What works: secure the access, not ban the device
A BYOD-ready approach typically combines:
• Strong identity controls: MFA, conditional access, risk-based sign-in.
• Device posture checks (where feasible): require updated OS, encryption, screen lock; block jailbroken/rooted devices.
• App-level controls: restrict export/download, watermark sensitive documents, limit session duration.
• Least privilege by role: residents, guards, administrators, resellers, and contractors must have different capabilities.
• Revocation discipline: access removed immediately when roles change; tokens invalidated; shared accounts eliminated.
• Secure onboarding: clear user guidance, training, and “what to do if your phone is lost” processes.
This is also where well-designed security platforms quietly reduce risk. If the system is built with fine-grained permissions, strong audit trails, and controlled workflows, BYOD becomes manageable rather than chaotic.
How do you choose the right cloud security partner?
When selecting a provider for cloud-hosted security systems (visitor management, access control portals, mobile apps, reporting), we recommend asking direct questions that reveal whether security is engineered in or bolted on.
10 questions to ask:
1. What is your shared responsibility model in writing?
2. How do you secure identities and admin access (MFA, RBAC, conditional access)?
3. How is data encrypted (in transit/at rest), and who manages keys?
4. How do you prevent public data exposure by misconfiguration?
5. Where do you store secrets, and how are they rotated?

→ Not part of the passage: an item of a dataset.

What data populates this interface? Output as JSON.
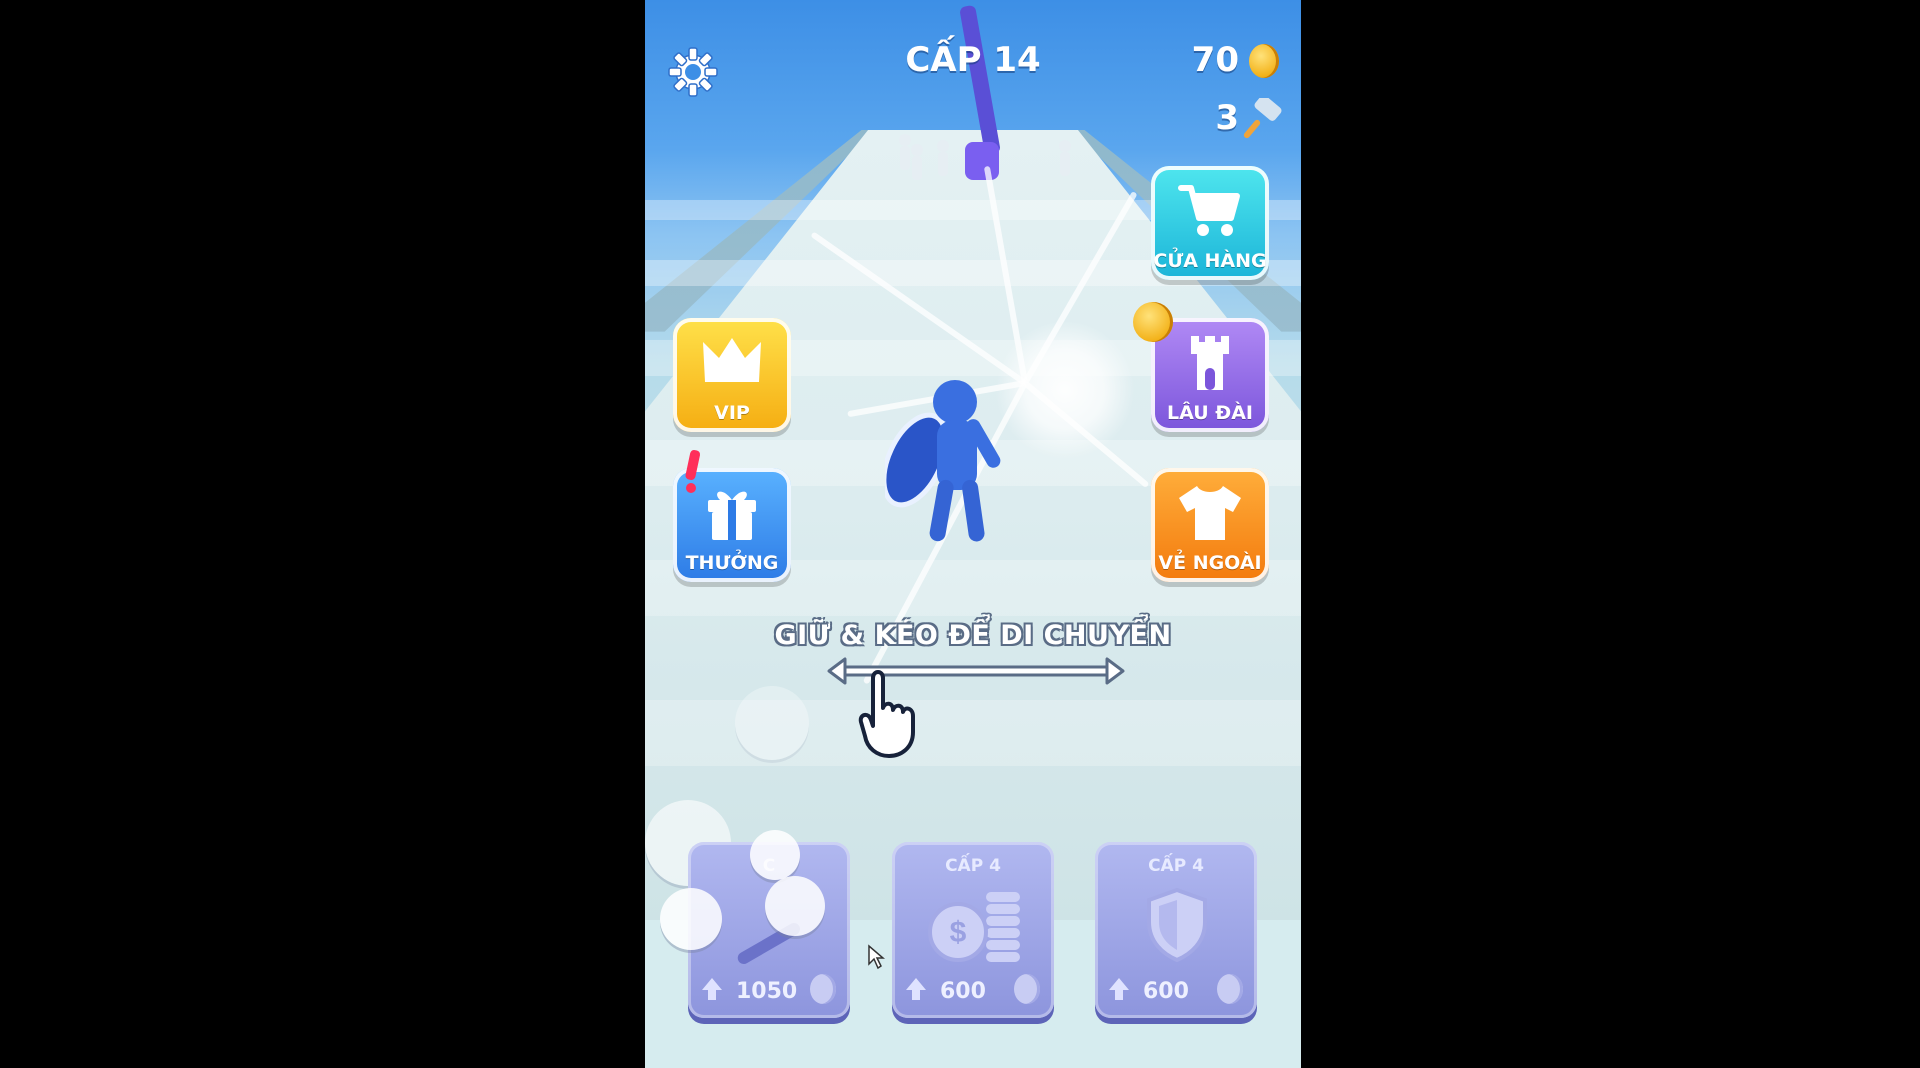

6. What logs are captured, how long are they retained, and can we access audit trails?
7. What is your incident response process, and have you tested it recently?
8. How do you support hybrid requirements (on-site continuity, remote sites, offline resilience)?
9. How do you handle BYOD safely without making the system unusable?
10. How do you help us with governance (user offboarding, role reviews, policy templates, training)?
A strong partner will not dodge these questions. They will welcome them, and they will be able to show evidence, not just assurances.